On Jan 23, 2008, at 10:11 PM, Jim Fenton wrote:

Ned Freed wrote:
I would really love it if we could get past the meta-discussion of "is the multiple From: case important?" to the proposals that have been made to address the issue. These include:

1. Perform SSP checks on the domains of all From addresses in the message, with the exception of addresses having valid Author Signatures. If any of the checks result in a Non-Compliant (formerly Suspicious) result, then the message is considered Non-Compliant.

or

2. In the case of multiple From: addresses in the message, and the domain part of one of the addresses matches the domain part of the Sender address, then perform an SSP check on that address unless it has a valid Author Signature. If the Sender header field does not match the domain of one of the from address or is missing [violating 2822], revert to alternative #1.

This is an interesting, even novel approach. I'm still trying to evaluate it. One question I have is how it would interact with what headers are covered by the author signature. In particular, does the Sender: field in this case have to be covered by the signature?
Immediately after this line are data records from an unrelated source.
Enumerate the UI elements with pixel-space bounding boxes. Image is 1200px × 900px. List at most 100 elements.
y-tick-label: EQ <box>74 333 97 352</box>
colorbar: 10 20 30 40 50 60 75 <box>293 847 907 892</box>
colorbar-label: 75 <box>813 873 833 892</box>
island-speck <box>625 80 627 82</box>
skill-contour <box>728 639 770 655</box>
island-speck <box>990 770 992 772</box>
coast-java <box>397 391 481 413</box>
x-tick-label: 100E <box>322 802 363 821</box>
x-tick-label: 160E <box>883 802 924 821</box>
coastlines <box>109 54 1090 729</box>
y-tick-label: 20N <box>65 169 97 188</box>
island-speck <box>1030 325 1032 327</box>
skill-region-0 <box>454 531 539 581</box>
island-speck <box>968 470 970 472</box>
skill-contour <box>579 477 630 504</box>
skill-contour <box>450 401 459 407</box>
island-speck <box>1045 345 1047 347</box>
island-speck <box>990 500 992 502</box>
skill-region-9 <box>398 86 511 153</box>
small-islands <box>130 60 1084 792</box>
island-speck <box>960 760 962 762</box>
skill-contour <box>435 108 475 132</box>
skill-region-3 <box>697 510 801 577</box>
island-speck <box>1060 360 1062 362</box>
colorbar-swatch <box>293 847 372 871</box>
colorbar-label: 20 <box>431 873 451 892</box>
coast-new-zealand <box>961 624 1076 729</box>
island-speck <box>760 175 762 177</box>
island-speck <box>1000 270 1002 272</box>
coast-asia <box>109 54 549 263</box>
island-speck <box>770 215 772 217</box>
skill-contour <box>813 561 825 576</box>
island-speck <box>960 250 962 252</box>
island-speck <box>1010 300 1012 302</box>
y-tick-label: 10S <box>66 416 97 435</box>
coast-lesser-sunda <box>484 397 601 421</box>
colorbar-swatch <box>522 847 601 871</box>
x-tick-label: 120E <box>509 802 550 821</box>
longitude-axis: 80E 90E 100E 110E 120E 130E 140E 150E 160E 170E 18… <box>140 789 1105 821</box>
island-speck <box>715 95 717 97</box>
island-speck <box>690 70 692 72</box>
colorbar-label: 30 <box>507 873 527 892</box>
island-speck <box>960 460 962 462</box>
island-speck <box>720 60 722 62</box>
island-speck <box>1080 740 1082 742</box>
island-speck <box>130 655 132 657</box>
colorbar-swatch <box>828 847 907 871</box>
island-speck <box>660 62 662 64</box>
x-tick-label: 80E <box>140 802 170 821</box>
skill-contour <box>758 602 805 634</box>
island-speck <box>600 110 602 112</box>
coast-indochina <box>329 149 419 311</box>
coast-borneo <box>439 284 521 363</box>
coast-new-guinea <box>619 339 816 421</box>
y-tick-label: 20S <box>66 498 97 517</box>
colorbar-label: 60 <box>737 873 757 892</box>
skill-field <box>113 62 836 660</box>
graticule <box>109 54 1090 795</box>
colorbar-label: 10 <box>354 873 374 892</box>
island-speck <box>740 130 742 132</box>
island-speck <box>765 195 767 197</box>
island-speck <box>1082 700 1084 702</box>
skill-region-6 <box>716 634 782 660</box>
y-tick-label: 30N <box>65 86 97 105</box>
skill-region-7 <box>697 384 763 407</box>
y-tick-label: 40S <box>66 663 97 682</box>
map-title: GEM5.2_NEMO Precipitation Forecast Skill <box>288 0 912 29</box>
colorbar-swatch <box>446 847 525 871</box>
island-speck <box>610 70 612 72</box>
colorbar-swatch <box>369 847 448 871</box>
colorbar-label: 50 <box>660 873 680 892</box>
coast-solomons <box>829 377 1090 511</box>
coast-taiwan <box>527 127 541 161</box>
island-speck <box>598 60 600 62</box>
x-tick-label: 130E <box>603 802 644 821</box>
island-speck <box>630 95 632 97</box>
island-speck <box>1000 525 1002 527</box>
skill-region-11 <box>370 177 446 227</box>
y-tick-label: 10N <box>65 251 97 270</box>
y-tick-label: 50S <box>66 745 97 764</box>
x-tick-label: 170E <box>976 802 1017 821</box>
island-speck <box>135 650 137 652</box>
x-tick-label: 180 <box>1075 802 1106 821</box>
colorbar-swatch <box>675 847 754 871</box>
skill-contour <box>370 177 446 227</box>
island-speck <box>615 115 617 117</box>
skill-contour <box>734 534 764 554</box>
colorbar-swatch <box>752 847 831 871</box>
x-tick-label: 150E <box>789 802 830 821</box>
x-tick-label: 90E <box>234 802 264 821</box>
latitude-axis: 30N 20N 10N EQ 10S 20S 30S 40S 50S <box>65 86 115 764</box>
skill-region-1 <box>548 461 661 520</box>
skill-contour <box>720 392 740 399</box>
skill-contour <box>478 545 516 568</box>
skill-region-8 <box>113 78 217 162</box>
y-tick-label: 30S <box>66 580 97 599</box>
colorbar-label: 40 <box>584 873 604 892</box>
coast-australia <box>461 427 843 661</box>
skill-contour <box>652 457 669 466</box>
It might need to be, but I have a bigger concern about alternative 2. The Sender address and From address(es) have different meanings. Just because a particular author happens to be the sender of the message, should that affect which domains' signing policies apply? I can't see why it should, which is why I favor alternative 1 given that we're not going to do something arbitrary in the multiple-From case.

Jim,

The Author's email-address is not contained within the Sender header. When a message is not complaint with policy, the signing domain MUST NOT apply their signature. SSP confirms the policy of the signing domain when policy is not already apparent via their signature. SSP is not about the policy or identity of the author as you seem to suggest.
First two sentences:  Agree
Second two sentences: Disagree strongly. Policy associated with a valid signature more properly belongs in the key-record (selector) referenced in the signature (example: acceptable hash algorithms). SSP has to do with messages lacking, potentially, any valid signature at all, and the author domain(s) is/are used as the key to retrieve SSP from it/them.

Ned accurately said when a signing domain is also authoritative for From address domain in question, then this email-address can be considered signed as well. The signature's hash for some identity within the signature's domain MUST include all From email-addresses. When the signature's domain is authoritative for the From's email-address's domain, (unless by a g= restricted key) the message MUST BE assumed to meet the signing domain's policies.

My concern has to do with whether the SSP of the other From (author) domains has to be considered as well. Just as the point has been made that it's not proper to handle this case by arbitrarily picking the first From domain, I believe that it's also not proper to use Sender for this purpose. Given that belief, the question of whether Sender is signed or not is moot.

RFC 4871 has some dangerous gaps within the specification. A g= restricted key can be used to sign on-behalf-of any header. The identity contained within the signature might match that of some header, however this header is not required to have been included within the signature's hash.

There was language in earlier versions of the dkim-base draft, "any header field that describes the role of the signer...MUST also be included" but that text was removed by WG consensus. I don't consider this to be a dangerous gap, however. RFC 4871 describes the process for constructing and verifying DKIM signatures; the context for what valid signatures are useful for what purposes lies outside that scope.